I have a 75 gal tank that i have been aquascaping for quite some time now and i have ran across this subject numerous times. I have 15 Narrow Leaf Java Fern, 1 sword Harbich, 6 Vals Contortion, and 4 Anubias Frazeri. I want to get a co2 set up going but all i have is an S5 co2 diffuser, a co2 bubble counter, and a simple aquarium regulator. I know i need a co2 tank, check valve, and line but im not sure what else to get or how to start it going. Any help would be much appreciated. Thanks Zeke!... I have no idea what im getting into.


----------



## BV77 (Jan 22, 2005)

Flourish Excel does the same thing only cheaper.


----------



## Guest (Jun 8, 2011)

save urself some money and stay away from Flourish.

get Dry Fertilizer, will last u a yrs ... save urself money and stop buying Flourish.
DIY CO2 doesnt cost anything. go with it ... Bubble Counter = $5Ship
Drop Checker = $4Ship.


----------



## TheOldSalt (Jan 28, 2005)

With those particular plants, you really have no need for CO2; they're slow growing, low-light plants for the most part, and CO2 would only make algae grow.


----------



## Toonsketcher (Jun 6, 2011)

ok i tried to read up on it but i couldn't find anything so thank you very much everyone!


----------



## AquariumTech (Oct 12, 2010)

Ive actually seen that the right amount of c02 can keep algae away. I know flourish excel does too, but with those plants you have, well, they are pretty easy grows. If you really wanted to expand and upgrade (although unneeded) make sure your at least using T-5s or even better LEDs. Also plant substrate, and you can use one of those substrate or bed heaters. Also they have supplements that stake down in the gravel through plant roots. Theres a number of things you can do, but once again this is unnecessary.


----------



## Mikaila31 (Nov 29, 2009)

Flourish excel is an entirely synthetic product that has no natural role in the aquarium. Though it does work it is also well known for causing certain plants to melt and fish/shrimp to die. It is also not cheap at all. Someone mentioned dry fertilizers which is what I would recommend. I spend $30 every 2 years on fertilizers for about 75 gallons using the EI method for High light/pressurized CO2 use. 

I also agree all those plants are low light and you will not really see much response from CO2 even pressurized its simple not needed there. While DIY CO2 is cheaper it certainly is not equivalent to pressurized CO2. 

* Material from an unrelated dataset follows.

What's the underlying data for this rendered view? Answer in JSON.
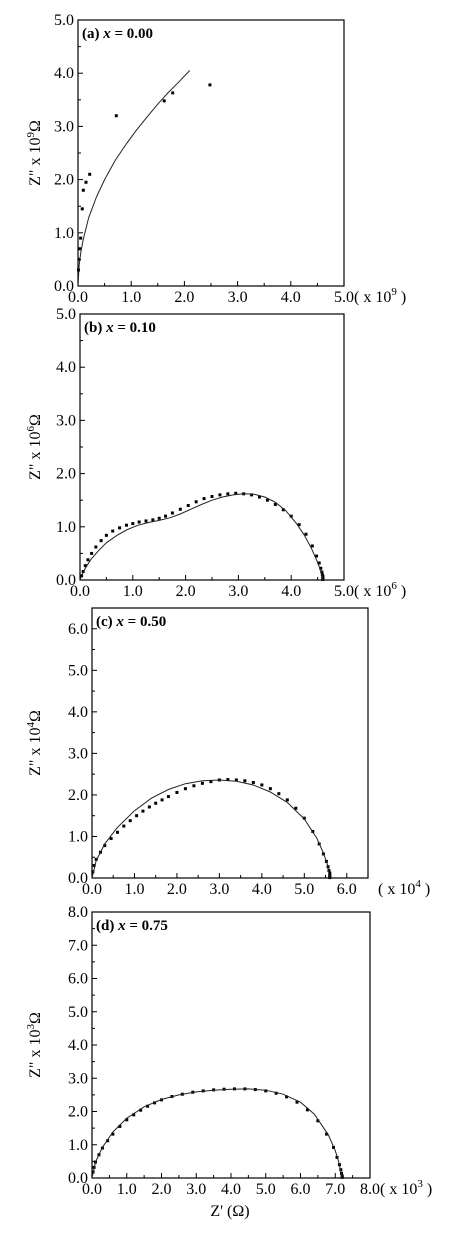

You also need a needle valve to make your setup work.


----------



## AquariumTech (Oct 12, 2010)

Pretty much all of seachems flourish products are excellent, but excel is a god send, I have never heard of it hurting anything unless extreme dose occurs, but I have seen more good things come from crazy overdoses of that stuff, than bad; you would have to see it to believe it.


----------



## Mikaila31 (Nov 29, 2009)

I've used it before and standby my saying that it has no place in any of my tanks. 

IMO all bottle fertilizers are a waste, sure they work but they are extremely over-priced. You can make that $10 bottle of flourish nitrogen for about 25 cents in less then 5 minuets...


----------